We are highlighting key issues in older people’s care via a social media campaign. Over the next 8 days, we will promote via Twitter one statistic a day about older people’s health, and what the Government and NHS need to do to invest in care. We invite you to follow our campaign via #BGSInvestInCare @GeriSoc and share these important messages. 


Our 8 messages

  • Almost 12 million people in the UK are of pensionable age and this is projected to rise to over 15 million by 2045. Health and social care systems must prepare for rapid growth of their largest user group.

(Source: Office for National Statistics)

  • The number of people aged over 85 in the UK will almost double by 2045. Governments must plan now to meet the physical, mental and social care needs of the oldest old.

(Source: Office for National Statistics)

  • 43% of consultant geriatricians in the UK are due to retire in the next ten years. Investment in the geriatric medicine and wider workforce caring for older people is overdue and essential.

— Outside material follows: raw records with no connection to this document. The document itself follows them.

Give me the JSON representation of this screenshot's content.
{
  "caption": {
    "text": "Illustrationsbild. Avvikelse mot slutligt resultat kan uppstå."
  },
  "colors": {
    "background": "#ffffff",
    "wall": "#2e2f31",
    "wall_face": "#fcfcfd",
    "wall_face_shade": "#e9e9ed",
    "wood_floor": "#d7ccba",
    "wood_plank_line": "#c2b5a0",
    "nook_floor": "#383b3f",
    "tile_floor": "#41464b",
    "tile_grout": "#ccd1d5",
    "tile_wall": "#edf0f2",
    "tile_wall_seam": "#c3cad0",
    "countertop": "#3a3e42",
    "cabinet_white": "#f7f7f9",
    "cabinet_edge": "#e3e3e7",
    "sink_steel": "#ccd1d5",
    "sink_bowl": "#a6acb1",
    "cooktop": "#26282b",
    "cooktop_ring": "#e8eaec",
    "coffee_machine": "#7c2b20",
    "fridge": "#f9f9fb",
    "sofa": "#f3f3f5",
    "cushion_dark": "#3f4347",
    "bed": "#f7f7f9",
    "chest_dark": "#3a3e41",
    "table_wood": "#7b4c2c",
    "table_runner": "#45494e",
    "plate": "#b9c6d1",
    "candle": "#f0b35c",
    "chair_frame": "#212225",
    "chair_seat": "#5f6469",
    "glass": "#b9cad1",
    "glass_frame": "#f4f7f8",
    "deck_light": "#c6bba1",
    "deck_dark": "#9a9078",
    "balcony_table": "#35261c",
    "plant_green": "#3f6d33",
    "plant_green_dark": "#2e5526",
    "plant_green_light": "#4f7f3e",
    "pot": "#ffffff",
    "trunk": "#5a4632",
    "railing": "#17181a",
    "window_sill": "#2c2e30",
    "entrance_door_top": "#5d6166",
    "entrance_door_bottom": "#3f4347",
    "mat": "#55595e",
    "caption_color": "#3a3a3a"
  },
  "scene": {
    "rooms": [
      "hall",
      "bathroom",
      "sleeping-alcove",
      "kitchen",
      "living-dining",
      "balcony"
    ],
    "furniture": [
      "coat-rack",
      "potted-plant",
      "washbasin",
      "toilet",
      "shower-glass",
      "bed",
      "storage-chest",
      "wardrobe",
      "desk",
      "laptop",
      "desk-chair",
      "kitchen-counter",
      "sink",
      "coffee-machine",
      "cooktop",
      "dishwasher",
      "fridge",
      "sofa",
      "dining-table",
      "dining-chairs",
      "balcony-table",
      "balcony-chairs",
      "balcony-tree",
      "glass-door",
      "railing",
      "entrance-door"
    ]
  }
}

(Source: Royal College of Physicians London)

  • People aged 65 and over account for 40% of all admissions to hospital. Funding community services for older people can significantly reduce emergency hospital admissions and help NHS backlogs.

(Source: Hospital Episode Statistics, NHS Digital)

  • Around 10% of people aged 65 and over and a quarter to a half of those aged over 85 live with frailty. Frailty costs the UK healthcare systems £5.8 billion per year. Frailty can be slowed or reversed with the right prevention and care, improving quality of life and saving money.

(Sources: Clegg, et al [2013];  Han, et al [2019]

  • 30% of people over 65 and 50% of people over 80 will fall at least once a year. Falls cost the NHS more than £2.3billion a year. Investment in community falls prevention and response services improves quality of life for older people and saves the NHS money.

(Source: NICE)

  • 15% of older people being discharged from hospital are readmitted within 28 days. Investing in coordinated discharge, intermediate care and community rehabilitation services saves the NHS money and improves lives of patients and families.

(Source: Vernon, et al [2019])

  • 41% of emergency hospital admissions from care homes are for conditions that are manageable, treatable or preventable in the care home or community. Investment in good quality healthcare support for care homes saves the NHS money and reduces avoidable hospital admissions for older people.